Here’s a summary of the SELinux-related changes in the recently released 2.6.17 kernel.
Alexey Dobriyan
- Endian fix, for confusion of ntohs() & htons().
Darrel Goeddel
- Support for context-based audit filtering, allowing various components of the SELinux security context to be used as audit filter selectors.
Steve Grubb
- Hardwire important SE Linux events to the audit subsystem.
- Various audit/SELinux integration.
- Only gather SELinux context strings for inodes if an audit event is being generated, makes considerable performance savings.
Serge Hallyn
- Check for failed kmalloc in security_sid_to_context(), nice bugfix
Dustin Kirkland
- Capture SELinux subject/object context information, which distinguishes subjects and objects in audit records.
Ingo Molnar
James Morris
- Add slab cache for inode security struct. This saves a lot of kernel memory (more than 500K on a 64-bit machine).
- Various selinuxfs cleanups.
Jamal Hadi Salim
Stephen Smalley
- Disable automatic labeling of new inodes when no policy is loaded. This stops SELinux from setting the default ‘unlabeled’ label on new disk inodes if no policy is loaded, to work around some obscure cases where systems later have incorrect (but safe) labels on files.

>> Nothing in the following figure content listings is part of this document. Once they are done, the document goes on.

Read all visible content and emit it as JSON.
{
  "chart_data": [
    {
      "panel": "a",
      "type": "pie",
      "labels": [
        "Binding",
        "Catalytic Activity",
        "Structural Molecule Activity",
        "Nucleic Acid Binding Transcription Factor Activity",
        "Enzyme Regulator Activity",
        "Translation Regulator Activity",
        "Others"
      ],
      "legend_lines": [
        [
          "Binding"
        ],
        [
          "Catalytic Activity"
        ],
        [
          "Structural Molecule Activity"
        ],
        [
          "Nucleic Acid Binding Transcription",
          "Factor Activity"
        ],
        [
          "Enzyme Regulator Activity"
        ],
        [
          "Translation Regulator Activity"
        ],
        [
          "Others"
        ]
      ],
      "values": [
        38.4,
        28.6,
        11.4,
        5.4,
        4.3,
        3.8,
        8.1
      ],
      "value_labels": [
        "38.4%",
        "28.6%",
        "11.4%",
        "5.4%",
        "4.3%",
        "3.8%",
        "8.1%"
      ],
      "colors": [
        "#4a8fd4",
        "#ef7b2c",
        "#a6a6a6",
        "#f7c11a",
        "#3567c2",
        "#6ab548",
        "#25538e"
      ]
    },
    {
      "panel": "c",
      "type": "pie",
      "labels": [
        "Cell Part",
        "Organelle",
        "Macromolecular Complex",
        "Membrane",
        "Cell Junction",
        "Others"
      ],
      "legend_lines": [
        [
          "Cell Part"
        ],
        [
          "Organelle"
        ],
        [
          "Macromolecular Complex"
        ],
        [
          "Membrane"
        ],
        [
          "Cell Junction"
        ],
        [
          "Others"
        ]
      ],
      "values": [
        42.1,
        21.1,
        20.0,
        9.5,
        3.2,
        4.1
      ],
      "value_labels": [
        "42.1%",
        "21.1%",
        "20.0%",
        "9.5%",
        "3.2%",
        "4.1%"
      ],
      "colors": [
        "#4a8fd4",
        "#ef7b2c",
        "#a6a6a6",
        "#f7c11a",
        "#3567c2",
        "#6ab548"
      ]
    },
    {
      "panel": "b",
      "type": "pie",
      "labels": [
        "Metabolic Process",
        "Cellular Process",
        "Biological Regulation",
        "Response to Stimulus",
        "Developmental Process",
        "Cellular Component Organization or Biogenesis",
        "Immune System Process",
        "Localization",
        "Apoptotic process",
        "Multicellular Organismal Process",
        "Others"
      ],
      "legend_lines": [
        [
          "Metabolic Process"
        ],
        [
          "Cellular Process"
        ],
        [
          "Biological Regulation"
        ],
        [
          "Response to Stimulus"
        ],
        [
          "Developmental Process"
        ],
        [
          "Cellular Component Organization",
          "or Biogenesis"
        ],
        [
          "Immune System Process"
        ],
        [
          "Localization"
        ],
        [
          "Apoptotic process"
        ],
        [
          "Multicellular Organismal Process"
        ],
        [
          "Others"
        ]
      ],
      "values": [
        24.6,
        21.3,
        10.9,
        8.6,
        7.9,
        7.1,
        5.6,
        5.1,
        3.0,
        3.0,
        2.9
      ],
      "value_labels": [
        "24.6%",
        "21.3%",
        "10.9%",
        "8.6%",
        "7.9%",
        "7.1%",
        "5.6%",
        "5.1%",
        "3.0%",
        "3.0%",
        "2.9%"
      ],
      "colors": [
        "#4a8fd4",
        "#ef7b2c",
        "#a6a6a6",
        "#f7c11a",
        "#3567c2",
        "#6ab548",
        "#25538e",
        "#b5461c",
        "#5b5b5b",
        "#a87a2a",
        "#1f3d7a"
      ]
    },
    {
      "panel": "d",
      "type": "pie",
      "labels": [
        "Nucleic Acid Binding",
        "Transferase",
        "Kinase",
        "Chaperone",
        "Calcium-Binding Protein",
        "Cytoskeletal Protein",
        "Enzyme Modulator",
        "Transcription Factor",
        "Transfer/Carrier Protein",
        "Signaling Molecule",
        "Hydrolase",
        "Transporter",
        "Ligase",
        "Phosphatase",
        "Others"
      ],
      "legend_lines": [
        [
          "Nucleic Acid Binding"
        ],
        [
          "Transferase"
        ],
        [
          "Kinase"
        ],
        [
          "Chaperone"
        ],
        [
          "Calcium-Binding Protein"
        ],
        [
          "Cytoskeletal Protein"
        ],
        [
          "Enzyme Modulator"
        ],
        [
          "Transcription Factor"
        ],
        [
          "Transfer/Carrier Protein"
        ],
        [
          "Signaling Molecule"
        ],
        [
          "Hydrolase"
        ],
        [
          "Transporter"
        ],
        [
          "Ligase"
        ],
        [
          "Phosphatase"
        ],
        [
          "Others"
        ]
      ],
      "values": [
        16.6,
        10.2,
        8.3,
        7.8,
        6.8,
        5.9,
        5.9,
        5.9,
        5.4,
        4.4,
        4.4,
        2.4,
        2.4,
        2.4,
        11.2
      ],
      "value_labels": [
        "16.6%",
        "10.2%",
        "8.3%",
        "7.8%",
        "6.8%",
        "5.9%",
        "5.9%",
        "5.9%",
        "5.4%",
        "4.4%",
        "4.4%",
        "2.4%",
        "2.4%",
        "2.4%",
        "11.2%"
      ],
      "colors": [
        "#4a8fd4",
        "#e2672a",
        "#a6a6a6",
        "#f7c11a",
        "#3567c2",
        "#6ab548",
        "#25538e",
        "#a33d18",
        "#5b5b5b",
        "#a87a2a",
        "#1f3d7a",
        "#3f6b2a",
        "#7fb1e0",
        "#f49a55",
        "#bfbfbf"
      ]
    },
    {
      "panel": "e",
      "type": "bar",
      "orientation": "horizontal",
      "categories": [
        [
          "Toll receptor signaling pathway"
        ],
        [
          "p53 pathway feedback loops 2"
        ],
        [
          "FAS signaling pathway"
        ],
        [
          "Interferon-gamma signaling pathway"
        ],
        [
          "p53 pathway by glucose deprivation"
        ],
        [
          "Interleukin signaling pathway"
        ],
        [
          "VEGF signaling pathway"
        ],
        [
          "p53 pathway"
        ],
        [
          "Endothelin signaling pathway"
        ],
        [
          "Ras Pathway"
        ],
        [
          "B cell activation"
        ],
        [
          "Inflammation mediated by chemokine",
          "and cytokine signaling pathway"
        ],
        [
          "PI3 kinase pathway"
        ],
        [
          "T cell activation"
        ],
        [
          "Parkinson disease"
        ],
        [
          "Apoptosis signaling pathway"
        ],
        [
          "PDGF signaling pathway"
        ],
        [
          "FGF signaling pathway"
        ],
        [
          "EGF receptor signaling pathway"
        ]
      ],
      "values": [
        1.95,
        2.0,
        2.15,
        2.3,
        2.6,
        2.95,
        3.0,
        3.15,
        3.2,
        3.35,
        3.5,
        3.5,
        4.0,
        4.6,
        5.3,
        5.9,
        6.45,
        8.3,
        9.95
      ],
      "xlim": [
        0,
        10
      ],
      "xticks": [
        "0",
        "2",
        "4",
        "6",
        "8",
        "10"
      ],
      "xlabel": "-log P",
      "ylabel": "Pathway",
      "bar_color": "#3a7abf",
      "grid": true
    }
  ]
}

- Fix sb_lock/sb_security_lock nesting, detected by Ingo’s lock validator.
- Clear selinux_enabled flag upon runtime disable, bugfix.
Ron Yorston
Catherine Zhang
- TCP/UDP getpeersec. This provides a mechanism for applications to determine the security context of peers they’re communicating with, via IPSec xfrm labeling. For TCP, there’s a new SO_GETPEERSEC option for getsockopt() which returns the peer security context. For UDP, the peer security context may be retrieved on a per-message basis after setting a new IP_PASSEC socket option, then accessing the value via CMSG auxiliary data.
- Authorize deletion of IPSec/xfrm labeling policies.